Dans The Jakarta Method, Vincent Bevins explique comment les croisades anticommunistes de Washington ont durablement impacté le monde entier. Une leçon importante alors qu’une guerre froide contre la Chine se profile à l’horizon.
L’histoire de pays tels que la Russie et la Chine au 20e siècle est régulièrement associée à des violences de masse. Mentionnez le Cambodge et l’on évoquera forcément Pol Pot et les champs de la mort. Abordez le Vietnam et la conversation tournera bien vite autour de la guerre. Mais, si vous parlez de l’Indonésie, il y a de fortes chances pour que vos interlocuteurs admettent tout ignorer de l’histoire de ce pays et pour que la conversation dérive vers les plages de Bali et autres lieux touristiques.
Or, en 1965, ce pays a été le théâtre de l’un des plus larges déploiements de violence politique du siècle dernier. On estime qu’en l’espace de quelques mois, entre cinq cent mille et un million de communistes indonésiens, réels ou présumés, ont été massacrés. Une boucherie systématique, pour des raisons purement politiques et avec l’aide active des États-Unis.
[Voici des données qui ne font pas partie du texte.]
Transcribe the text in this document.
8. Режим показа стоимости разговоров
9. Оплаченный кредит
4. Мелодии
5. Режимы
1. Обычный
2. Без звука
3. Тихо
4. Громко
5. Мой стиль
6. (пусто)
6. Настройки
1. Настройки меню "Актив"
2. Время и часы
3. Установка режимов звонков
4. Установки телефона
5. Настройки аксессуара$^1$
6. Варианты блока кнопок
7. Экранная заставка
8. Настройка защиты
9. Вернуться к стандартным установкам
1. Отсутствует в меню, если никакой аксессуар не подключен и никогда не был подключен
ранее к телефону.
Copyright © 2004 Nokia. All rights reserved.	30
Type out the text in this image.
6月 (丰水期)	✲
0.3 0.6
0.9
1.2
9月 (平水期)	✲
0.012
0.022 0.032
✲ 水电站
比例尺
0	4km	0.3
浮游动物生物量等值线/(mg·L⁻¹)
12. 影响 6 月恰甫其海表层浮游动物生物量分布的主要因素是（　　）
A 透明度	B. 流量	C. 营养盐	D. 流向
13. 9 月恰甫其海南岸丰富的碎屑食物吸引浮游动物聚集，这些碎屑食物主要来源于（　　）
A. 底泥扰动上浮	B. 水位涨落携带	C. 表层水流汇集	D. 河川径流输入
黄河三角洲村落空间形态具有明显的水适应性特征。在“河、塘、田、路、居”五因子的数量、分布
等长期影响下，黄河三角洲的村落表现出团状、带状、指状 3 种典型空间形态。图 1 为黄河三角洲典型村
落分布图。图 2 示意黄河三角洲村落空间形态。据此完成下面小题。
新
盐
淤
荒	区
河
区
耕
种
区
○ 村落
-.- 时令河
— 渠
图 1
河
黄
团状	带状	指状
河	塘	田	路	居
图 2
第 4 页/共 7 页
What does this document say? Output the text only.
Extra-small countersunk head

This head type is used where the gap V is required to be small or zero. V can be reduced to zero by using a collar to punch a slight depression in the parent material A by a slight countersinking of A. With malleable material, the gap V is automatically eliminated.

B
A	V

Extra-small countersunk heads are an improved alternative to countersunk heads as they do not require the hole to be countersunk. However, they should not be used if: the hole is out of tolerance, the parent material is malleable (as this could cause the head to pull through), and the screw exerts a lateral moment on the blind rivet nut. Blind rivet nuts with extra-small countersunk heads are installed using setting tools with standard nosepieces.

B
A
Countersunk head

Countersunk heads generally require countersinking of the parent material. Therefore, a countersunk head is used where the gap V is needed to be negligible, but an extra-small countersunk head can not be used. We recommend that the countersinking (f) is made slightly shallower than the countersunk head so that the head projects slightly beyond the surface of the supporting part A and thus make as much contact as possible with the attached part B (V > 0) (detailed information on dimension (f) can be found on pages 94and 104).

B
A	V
Pendant des décennies, l’une des pages les plus sombres de l’histoire du monde moderne est passée presque totalement sous les radars. Mais, depuis quelques années, ces événements ont suscité un regain d’intérêt, en grande partie grâce à deux longs métrages du cinéaste britannique Joshua Oppenheimer, The Act of Killing en 2012 et The Look of Silence en 2014. Ces deux documentaires glaçants montrent à la fois les auteurs et les victimes de ces meurtres et décrivent ces événements avec un foisonnement de détails qui laissent sans voix, au point que pas un critique ne manque de souligner l’horreur éprouvée en les visionnant. Ces films ont quelque peu contraint les États-Unis à publier un certain nombre de documents secrets qui pourraient permettre aux historiens de commencer enfin à démêler le fil de ces événements.
The Jakarta Method, le livre de Vincent Bevins, ancien correspondant du Washington Post pour l’Asie du Sud-Est et du Los Angeles Times pour le Brésil, se concentre moins sur les massacres que sur l’importance des événements indonésiens de 1965 pour la Guerre froide contre le communisme et sur les raisons pour lesquelles ils restent aujourd’hui encore très actuels. Si Oppenheimer met en évidence dans ses films les terribles massacres, Bevins privilégie la vue d’ensemble. Ce qui l’intéresse, c’est le cadre général.
Bevins replace la violence politique en Indonésie dans la stratégie de guerre froide des États-Unis.
Pourtant, tout au long de son livre, Bevins raconte aussi des histoires concrètes de personnes, y compris celles des survivants des événements de 1965. Il écrit que les témoins plus âgés croyaient souvent qu’il voulait les entendre parler des tortures qu’ils avaient subies, comme le désiraient la plupart des journalistes et des universitaires. Bevins, lui, posait d’autres questions, qu’il formulait de manière très précise en bahasa. «Quand vous repensez aux années 1963 et 1964, quel genre de monde étiez-vous alors en train de construire? À quoi pensiez-vous que le monde ressemblerait au 21e siècle? Et est-ce le monde tel que nous le connaissons aujourd’hui? »
Les réponses des survivants ont été très claires: «Souvent, leurs yeux s’illuminaient en entendant ma première question. Ils n’avaient pas à chercher bien loin pour trouver la réponse. Ils avaient construit une nation forte et indépendante. Et ils s’étaient opposés aux pouvoirs en place à l’époque. Le socialisme n’était pas encore là, mais il serait advenu un jour. Ils voulaient créer un monde sans exploitation et sans injustice. La réponse à la deuxième question était si évidente qu’il semblait horrible de la poser. Ils sont en train de finir leur vie dans un pays en ruines, pauvre, dépendant et capitaliste, tout en étant obligés d’entendre chaque jour que c’était un crime d’oser rêver d’autre chose.»